Here’s the CDC’s COVID-19 Hospitalizations Chart, which has been fairly stable since May:
The Wall Street Journal reports that
President Trump signed executive orders Friday aimed at reducing drug prices. The moves revived a signature part of his health-policy agenda before the 2020 election after his earlier efforts to combat rising prescription costs stalled.
One of the executive orders focuses on pegging the cost of drugs in the U.S. to lower drug prices overseas, and another concerns speeding imports of drugs from Canada. The pharmaceutical industry and some Republicans have criticized the first order, saying it amounts to price controls, while opponents of the second initiative say it raises questions about product safety.
Another would require community health centers to pass on negotiated discounts on insulin and epinephrine-injector devices to consumers. And a fourth would attempt to undercut “middlemen” whom Mr. Trump described as profiting from deals with drugmakers and don’t pass along discounts to consumers.
The moves are unlikely to result in immediate changes. The White House said they represent the administration’s policy and begin a rule-making process.
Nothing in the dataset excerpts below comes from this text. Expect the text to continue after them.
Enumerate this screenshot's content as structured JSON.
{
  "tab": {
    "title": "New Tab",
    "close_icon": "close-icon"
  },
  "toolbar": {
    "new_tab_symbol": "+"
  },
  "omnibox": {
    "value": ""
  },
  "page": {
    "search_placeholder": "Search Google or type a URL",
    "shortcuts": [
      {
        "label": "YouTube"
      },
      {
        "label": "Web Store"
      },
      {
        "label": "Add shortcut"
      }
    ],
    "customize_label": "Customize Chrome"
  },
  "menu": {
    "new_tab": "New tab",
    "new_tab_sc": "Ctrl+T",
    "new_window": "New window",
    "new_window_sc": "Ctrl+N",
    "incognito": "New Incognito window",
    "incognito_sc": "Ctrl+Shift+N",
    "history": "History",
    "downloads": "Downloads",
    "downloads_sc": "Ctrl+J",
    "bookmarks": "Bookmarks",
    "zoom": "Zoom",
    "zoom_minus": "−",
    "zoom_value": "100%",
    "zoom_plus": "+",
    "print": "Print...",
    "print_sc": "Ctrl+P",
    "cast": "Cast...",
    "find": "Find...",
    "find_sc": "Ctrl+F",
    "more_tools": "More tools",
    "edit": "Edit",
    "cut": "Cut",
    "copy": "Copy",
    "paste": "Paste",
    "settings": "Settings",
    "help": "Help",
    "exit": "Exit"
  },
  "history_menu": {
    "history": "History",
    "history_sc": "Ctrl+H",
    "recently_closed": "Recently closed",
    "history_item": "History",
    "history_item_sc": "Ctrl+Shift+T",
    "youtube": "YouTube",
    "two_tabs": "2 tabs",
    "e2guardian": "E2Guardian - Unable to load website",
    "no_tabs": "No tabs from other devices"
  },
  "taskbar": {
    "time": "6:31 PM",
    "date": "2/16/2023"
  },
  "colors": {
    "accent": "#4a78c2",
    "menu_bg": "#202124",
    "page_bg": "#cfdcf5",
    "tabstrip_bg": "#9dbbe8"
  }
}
That process can be arduous and face legal challenges.
The links inside the quote are to the Executive Orders themselves (The text of the first referenced Order on the use of international price indexing is not on whitehouse.gov yet).
Health Payer Intelligence informs us that “Over half of the public rate filings from payers on the individual and small group health insurance market are proposing 2021 premium rates changes between a two percent decrease and a six percent increase, according to Kaiser Family Foundation.” For more details, check out the KFF report.